As a CAD industry commentator, I feel that it’s part of my job to at least have an idea where things are headed. SolidWorks is old news, although there are areas of the customer base that don’t know it yet. SW may still be the fashionable “it” software in some circles, but PTC also went through a long period of denial after losing their crown in the early 2000s. All newly developed CAD (including V6) contain some hybrid of history and direct, and that makes Solid Edge the one with the most mature technology (not to mention the most copied modeling paradigm in 30 years), and SolidWorks in dead last, as far as new technology and the big four mainstream CAD vendors.
Don’t let the cloud fool you. The cloud has nothing to do with CAD. It’s just an IT delivery method. Developing for the cloud does nothing for your CAD needs.
If you had to pick one, which would you pick? PTC? They are as distracted by non-CAD stuff as Dassault. Autodesk? I see them as the biggest competitor, as they are building out a complete vision with top-of-the-line packages in Alias, 3dsMax, Mudbox, Delcam, HSMWorks, T-Splines, Moldflow, and others. Still, Autodesk is building its mechanical side on Inventor, which in my opinion is a third rate product compared to the other players.

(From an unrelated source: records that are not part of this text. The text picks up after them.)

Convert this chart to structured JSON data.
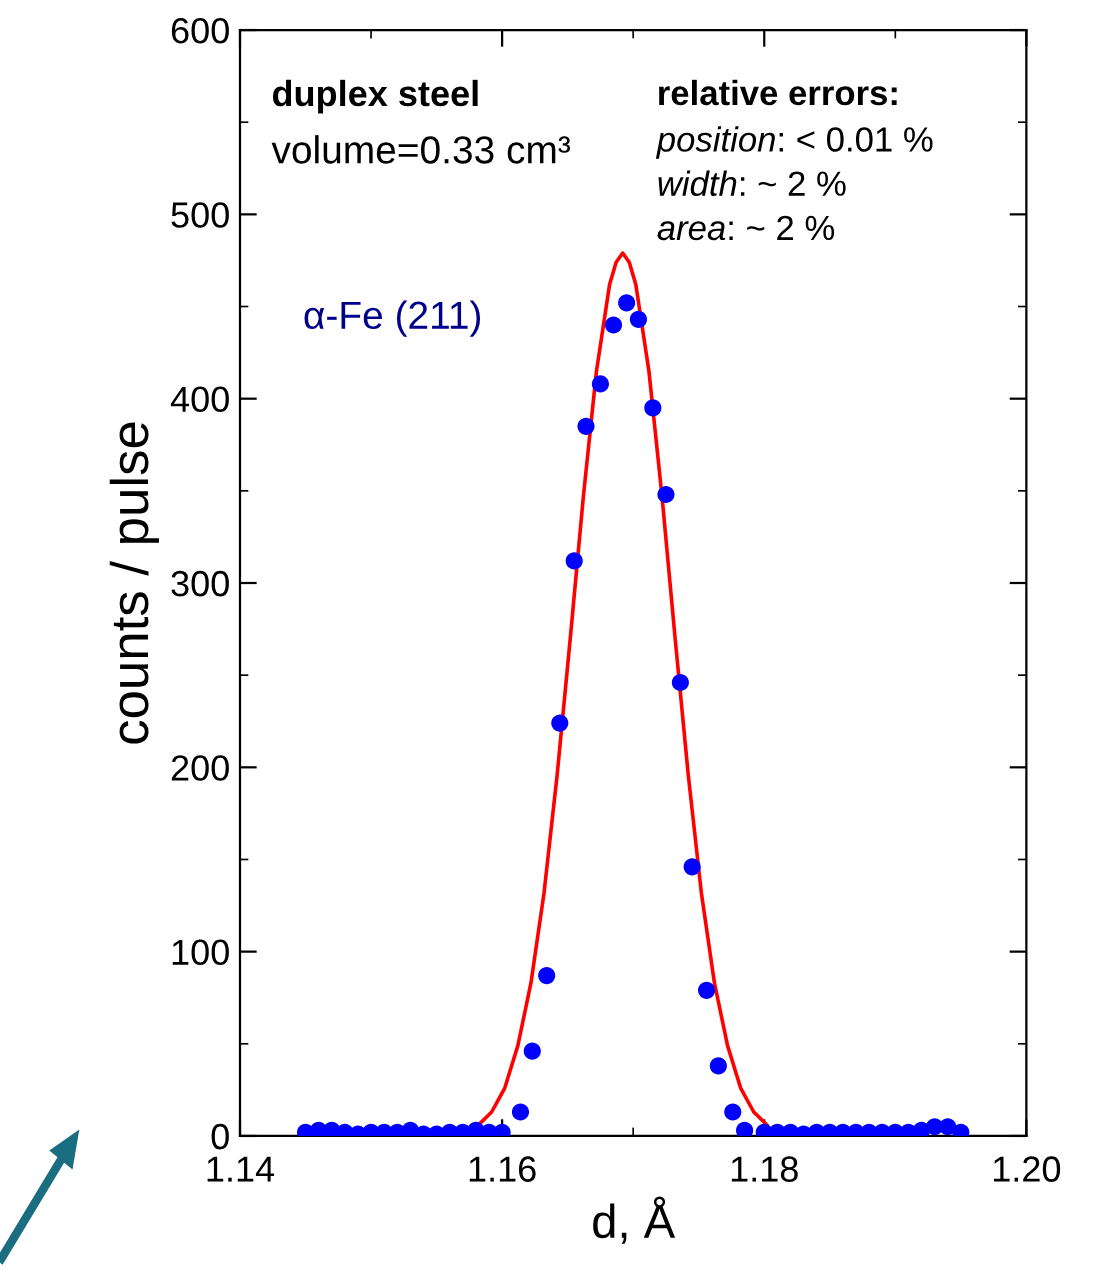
{
  "chart_data": {
    "type": "scatter",
    "xlabel": "d, Å",
    "ylabel": "counts / pulse",
    "xlim": [
      1.14,
      1.2
    ],
    "xticks": [
      {
        "value": 1.14,
        "label": "1.14"
      },
      {
        "value": 1.16,
        "label": "1.16"
      },
      {
        "value": 1.18,
        "label": "1.18"
      },
      {
        "value": 1.2,
        "label": "1.20"
      }
    ],
    "ylim": [
      0,
      600
    ],
    "yticks": [
      0,
      100,
      200,
      300,
      400,
      500,
      600
    ],
    "grid": false,
    "legend": false,
    "annotations": [
      "duplex steel",
      "volume=0.33 cm³",
      "relative errors:",
      "position: < 0.01 %",
      "width: ~ 2 %",
      "area: ~ 2 %"
    ],
    "series": [
      {
        "name": "α-Fe (211)",
        "marker": "circle",
        "color": "#0000ff",
        "x": [
          1.145,
          1.146,
          1.147,
          1.148,
          1.149,
          1.15,
          1.151,
          1.152,
          1.153,
          1.154,
          1.155,
          1.156,
          1.157,
          1.158,
          1.159,
          1.16,
          1.1614,
          1.1623,
          1.1634,
          1.1644,
          1.1655,
          1.1664,
          1.1675,
          1.1685,
          1.1695,
          1.1704,
          1.1715,
          1.1725,
          1.1736,
          1.1745,
          1.1756,
          1.1765,
          1.1776,
          1.1785,
          1.18,
          1.181,
          1.182,
          1.183,
          1.184,
          1.185,
          1.186,
          1.187,
          1.188,
          1.189,
          1.19,
          1.191,
          1.192,
          1.193,
          1.194,
          1.195
        ],
        "values": [
          2,
          3,
          3,
          2,
          1,
          2,
          2,
          2,
          3,
          1,
          1,
          2,
          2,
          3,
          2,
          2,
          13,
          46,
          87,
          224,
          312,
          385,
          408,
          440,
          452,
          443,
          395,
          348,
          246,
          146,
          79,
          38,
          13,
          3,
          2,
          2,
          2,
          1,
          2,
          2,
          2,
          2,
          2,
          2,
          2,
          2,
          3,
          5,
          5,
          2
        ]
      },
      {
        "type": "line",
        "color": "#ff0000",
        "x": [
          1.1582,
          1.1592,
          1.1602,
          1.1612,
          1.1622,
          1.1632,
          1.1642,
          1.1652,
          1.1662,
          1.1672,
          1.1682,
          1.1687,
          1.1692,
          1.1697,
          1.1702,
          1.1712,
          1.1722,
          1.1732,
          1.1742,
          1.1752,
          1.1762,
          1.1772,
          1.1782,
          1.1792,
          1.1802
        ],
        "values": [
          6,
          13,
          26,
          49,
          83,
          132,
          196,
          270,
          347,
          415,
          462,
          474,
          479,
          474,
          462,
          415,
          347,
          270,
          196,
          132,
          83,
          49,
          26,
          13,
          6
        ]
      }
    ]
  }
}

When you look at it as a question of which of these 4 implementations of history/direct hybrid will come out on top, (Creo, Fusion, Synchronous, and Dassault’s imaginary mid-range V6), Synchronous Technology is far ahead of the rest. It is now in its 6th production release, and NX shares a lot of the technology. Siemens eats its own dog food, they are a huge user of their own CAD. To me, that says a lot.
So I picked Siemens. I really like the direction of the development of the Solid Edge product. Having seen ST7, I can say it’s full of great stuff that you will use. This wasn’t a choice that was made lightly. I didn’t get a job, then change my mind. This was a realization that took years, and a lot of research into comparing CAD products and companies.
Siemens has great technology just when the market is waking back up, and starting to realize that it’s time to shop for CAD software again. SolidWorks may seem like an insurmountable giant to slay in 2014, but if anyone has the current CAD product to do it, it’s Solid Edge.